Los huelguistas piden la liberación de los aproximadamente 200 presos políticos que hay en la isla
AGENCIAS. LA HABANA.
Cinco opositores cubanos, cuatro de ellos presos, iniciaron una huelga de hambre en protesta por la muerte del disidente Orlando Zapata Tamayo, ocurrida el martes tras un ayuno de 83 días, informó ayer la Comisión Cubana de Derechos Humanos y Reconciliación Nacional (CCDHRN).
Los presos son Eduardo Díaz Fleitas, Diosdado Gonzalez y Nelson Molinet, recluidos en la cárcel Kilo 5 de la provincia occidental de Pinar del Río, y Fidel Suárez Cruz, del penal Kilo 8 de la misma región. Los cuatro forman parte del grupo de 75 opositores condenados a penas de prisión, de hasta 28 años, en la llamada "primavera negra" de 2003, acusados por el gobierno de ser "mercenarios" al servicio de Estados Unidos.
Díaz Fleitas fue condenado entonces a 21 años de prisión y los otros tres a 20 cada uno.

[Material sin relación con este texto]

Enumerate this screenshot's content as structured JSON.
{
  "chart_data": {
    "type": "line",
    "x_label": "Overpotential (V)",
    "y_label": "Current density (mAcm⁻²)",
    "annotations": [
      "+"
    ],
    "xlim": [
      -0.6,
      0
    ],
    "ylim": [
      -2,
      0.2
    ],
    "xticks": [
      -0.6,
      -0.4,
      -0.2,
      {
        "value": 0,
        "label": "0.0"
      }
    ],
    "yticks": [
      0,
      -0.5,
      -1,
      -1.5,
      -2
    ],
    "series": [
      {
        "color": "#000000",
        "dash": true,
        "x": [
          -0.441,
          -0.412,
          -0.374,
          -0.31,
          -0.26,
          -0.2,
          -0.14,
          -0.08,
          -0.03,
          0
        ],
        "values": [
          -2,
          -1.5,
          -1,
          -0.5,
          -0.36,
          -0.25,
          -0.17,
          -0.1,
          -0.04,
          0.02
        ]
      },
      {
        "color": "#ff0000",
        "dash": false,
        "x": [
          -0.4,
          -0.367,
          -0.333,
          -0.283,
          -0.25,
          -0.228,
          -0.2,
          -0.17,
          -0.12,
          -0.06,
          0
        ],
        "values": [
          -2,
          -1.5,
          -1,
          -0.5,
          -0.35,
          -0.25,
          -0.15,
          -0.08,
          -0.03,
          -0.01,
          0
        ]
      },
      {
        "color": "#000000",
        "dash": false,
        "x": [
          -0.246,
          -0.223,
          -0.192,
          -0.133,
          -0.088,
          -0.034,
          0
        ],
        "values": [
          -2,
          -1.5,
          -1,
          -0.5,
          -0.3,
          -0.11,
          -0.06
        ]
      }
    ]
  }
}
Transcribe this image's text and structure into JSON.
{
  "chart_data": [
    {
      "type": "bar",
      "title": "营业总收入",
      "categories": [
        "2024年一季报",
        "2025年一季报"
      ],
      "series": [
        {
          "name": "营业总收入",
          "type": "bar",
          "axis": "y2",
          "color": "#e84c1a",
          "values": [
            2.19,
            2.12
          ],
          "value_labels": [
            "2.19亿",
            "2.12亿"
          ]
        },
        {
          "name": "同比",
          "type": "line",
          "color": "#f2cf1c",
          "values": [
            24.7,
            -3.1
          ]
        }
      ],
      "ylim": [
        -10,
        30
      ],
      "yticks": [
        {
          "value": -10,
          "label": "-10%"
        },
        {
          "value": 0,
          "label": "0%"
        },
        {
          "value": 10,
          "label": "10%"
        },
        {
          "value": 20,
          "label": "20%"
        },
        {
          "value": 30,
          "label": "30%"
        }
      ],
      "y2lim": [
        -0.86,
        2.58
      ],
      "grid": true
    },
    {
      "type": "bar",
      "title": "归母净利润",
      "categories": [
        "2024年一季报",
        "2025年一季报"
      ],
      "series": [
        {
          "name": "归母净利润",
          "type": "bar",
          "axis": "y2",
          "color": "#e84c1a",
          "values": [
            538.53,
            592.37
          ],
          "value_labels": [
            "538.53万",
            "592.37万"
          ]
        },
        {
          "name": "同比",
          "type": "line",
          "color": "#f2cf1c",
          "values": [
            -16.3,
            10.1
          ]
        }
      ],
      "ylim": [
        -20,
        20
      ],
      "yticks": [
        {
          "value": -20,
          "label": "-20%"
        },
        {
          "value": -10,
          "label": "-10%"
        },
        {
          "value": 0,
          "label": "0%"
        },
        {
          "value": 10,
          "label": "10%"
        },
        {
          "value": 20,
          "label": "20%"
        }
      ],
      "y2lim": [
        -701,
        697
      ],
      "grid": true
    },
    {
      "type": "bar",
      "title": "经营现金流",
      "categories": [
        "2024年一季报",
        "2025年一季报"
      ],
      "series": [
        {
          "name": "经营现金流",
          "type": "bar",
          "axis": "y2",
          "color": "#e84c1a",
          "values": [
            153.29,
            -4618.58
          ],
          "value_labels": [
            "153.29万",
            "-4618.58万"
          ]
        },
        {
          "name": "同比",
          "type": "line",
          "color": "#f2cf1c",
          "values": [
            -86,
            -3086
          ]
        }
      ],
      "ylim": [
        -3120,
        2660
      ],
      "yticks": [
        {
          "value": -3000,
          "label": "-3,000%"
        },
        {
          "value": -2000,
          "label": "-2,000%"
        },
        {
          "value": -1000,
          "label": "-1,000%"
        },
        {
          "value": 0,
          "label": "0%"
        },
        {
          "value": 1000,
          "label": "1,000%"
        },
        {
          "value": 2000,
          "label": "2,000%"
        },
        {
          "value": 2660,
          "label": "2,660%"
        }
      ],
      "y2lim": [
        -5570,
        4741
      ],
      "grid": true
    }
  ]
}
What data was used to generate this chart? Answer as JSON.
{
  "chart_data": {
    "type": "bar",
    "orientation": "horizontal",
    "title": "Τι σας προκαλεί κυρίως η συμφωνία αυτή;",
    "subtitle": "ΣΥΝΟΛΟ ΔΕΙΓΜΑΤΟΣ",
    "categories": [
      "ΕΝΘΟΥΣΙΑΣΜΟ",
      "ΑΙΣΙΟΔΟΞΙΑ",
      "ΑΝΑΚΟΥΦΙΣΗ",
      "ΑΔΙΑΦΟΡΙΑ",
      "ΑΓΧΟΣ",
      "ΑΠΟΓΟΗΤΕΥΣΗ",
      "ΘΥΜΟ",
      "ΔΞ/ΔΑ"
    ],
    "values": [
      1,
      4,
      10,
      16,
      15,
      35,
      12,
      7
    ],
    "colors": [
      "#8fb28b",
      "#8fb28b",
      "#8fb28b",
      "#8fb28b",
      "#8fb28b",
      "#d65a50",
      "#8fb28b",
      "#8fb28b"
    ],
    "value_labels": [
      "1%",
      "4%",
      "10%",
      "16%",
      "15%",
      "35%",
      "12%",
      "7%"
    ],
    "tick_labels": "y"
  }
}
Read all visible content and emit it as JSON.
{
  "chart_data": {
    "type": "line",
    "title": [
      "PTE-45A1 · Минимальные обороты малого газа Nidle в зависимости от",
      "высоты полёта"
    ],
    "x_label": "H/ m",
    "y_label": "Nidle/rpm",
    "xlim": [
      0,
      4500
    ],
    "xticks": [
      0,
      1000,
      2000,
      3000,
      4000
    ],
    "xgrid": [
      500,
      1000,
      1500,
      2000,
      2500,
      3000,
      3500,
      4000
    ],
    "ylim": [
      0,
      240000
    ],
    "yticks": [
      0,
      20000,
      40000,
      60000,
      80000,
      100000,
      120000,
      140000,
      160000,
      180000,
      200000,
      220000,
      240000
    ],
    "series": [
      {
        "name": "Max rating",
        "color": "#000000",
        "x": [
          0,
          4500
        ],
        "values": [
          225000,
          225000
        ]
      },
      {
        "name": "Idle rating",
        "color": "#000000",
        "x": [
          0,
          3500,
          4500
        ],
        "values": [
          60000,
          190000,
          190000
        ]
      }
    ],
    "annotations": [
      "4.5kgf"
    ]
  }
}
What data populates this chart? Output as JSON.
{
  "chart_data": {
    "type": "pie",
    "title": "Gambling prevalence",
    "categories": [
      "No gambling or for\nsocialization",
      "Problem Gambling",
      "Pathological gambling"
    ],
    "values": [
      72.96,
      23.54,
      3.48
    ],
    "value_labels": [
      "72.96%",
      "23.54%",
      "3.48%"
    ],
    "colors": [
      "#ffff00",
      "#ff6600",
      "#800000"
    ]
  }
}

El disidente en ayuno voluntario es el psicólogo Guillermo Fariñas, que ha participado en redes de los llamados "periodistas independientes" y reside en la ciudad central de Santa Clara.
Los cinco huelguistas piden la liberación de los aproximadamente 200 presos políticos que hay en la isla, según organizaciones de derechos humanos no reconocidas por el gobierno.
El portavoz de la Comisión Cubana de Derechos Humanos y Reconciliación Nacional (CCDHRN), Elizardo Sánchez, dique les ha enviado mensajes para que desistan de la huelga de hambre.
Los cinco empezaron su protesta después de la muerte del preso político Oslando Zapata Tamayo el martes pasado, en La Habana, tras un ayuno voluntario de 85 días para exigir ser tratado como "prisionero de conciencia", estatus que le reconocía Amnistía Internacional.
El cadáver de Zapata fue enterrado al amanecer del pasado jueves en su pueblo natal, Banes (provincia oriental de Holguín), acompañado sólo por familiares y unos pocos amigos y en medio de fuertes controles de seguridad del Estado.
Mientras, la Conferencia de Obispos Católicos de Cuba criticó al preso político Orlando Zapata por ejercer "violencia" contra si mismo, al tiempo que pidió a las autoridades impedir que casos como ese se repitan.
Por su parte, la madre de Orlando Zapata, Reina Tamayo, denunció ayer que el régimen de Raúl Castro deterioró "primero" a su hijo y "le trataron con asistencia médica cuando ya era muy tarde. Le deterioraron primero y sólo le trataron en los últimos momentos", aseguró. Desde su casa en Banes, en la provincia de Holguín, donde el jueves enterraron a Orlando, la mujer adelantó que "la oposición interna" en Cuba va a "intensificar la lucha pacífica" a favor de los Derechos Humanos en la isla hasta que los Castro "se retiren" del poder o "caigan".